International Art Centre Welcomes Donna Demente Mon, 31 Aug 2009
International Art Centre Welcomes Donna Demente
It is with great pleasure that we welcome well known, Oamaru based artist Donna Demente as a resident artist. Three works currently on view in the gallery typically reflect her incorporation of classic elements and quattrocento influences in a fresh and original way. Donna has enjoyed much success over the years. She has exhibited widely throughout New Zealand, been commissioned by Te Papa and had a long association with the Wearable Arts Awards.
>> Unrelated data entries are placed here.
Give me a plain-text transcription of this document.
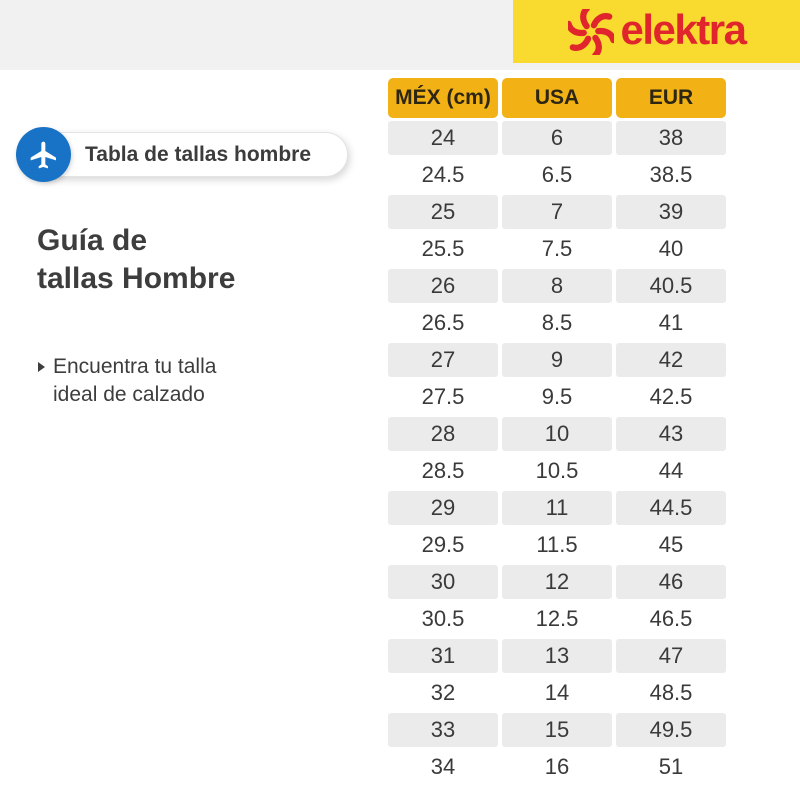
elektra
Tabla de tallas hombre
Guía de
tallas Hombre
Encuentra tu talla
ideal de calzado
MÉX (cm)	USA	EUR
24	6	38
24.5	6.5	38.5
25	7	39
25.5	7.5	40
26	8	40.5
26.5	8.5	41
27	9	42
27.5	9.5	42.5
28	10	43
28.5	10.5	44
29	11	44.5
29.5	11.5	45
30	12	46
30.5	12.5	46.5
31	13	47
32	14	48.5
33	15	49.5
34	16	51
Demente's work will be included in our annual Summer Exhibition which opens 10 December 2009.
Demente is an artist who lives her life as art itself. After two years studying at Elam, Demente chose to pursue her creative development in the South Island, moving first to Dunedin and then settling in the creative community of Oamaru. Here she embarked on a role of actively reviving the civic culture of this historic town.
Demente established the annual Mid-Winter Masquerade and set up the Whitestone Artists' Collective and Grainstore Gallery. Even her home environment has been described as a mix of drama, pre-Raphaelitism, taxidermy and metaphysics.
Like her cultural activities, Demente's art finds expression across a range of forms and mediums. Always conveying an affinity with the past, Demente has become renowned for her close-up portraiture with a predominant focus on the eyes. The eyes are the artist's signature motif, playing the role of guardian looking over the viewer. Never specific yet full of individual character, the eyes not only create an interaction between the art and the viewer but a dialogue between the works themselves.
Donna's eyes are always distinctive, yet they exude a sense of the familiar. Aspects of the Byzantine and elements of Renaissance classicism are clear, for this is an artist who wears her artistic influences on her sleeve. Demente's work is also firmly placed in the present however with her flattened picture plane and isolation of the face - whether that is in painted form, her Venetian style paper-mache masks or her exquisitely painted ostrich eggs. Demente's assiduous research is overt, but her art is never an exercise in imitation or pastiche.
Demente draws her influences heavily from pre-20th Century European art, from a time before art became an individualist critique of society. The artists and art movements that influenced Demente all played an integral part in their society, a goal she strives to achieve in her own practice.
Since 1990, Demente has held many solo exhibitions in galleries nationwide, including the Dunedin Public Art Gallery (1993), the Eastern Southland Public Gallery (1992 and 1994), Robert McDougall Gallery in Christchurch (1995), Forrester Gallery, Oamaru (1996 and 1998), and the Aigantighe Gallery in Timaru (1997).
A commission was received from Te Papa Tongarewa, Museum of New Zealand in 2001. In 2005 Demente was awarded the Telecom white pages arts award for the Oamaru / Timaru region. Several works are held in the collection of the Wearable Arts Museum in Nelson and have toured internationally. Her works are held in Government House, Te Papa, Forrester Gallery collection, and the Eastern Southland Gallery Collection.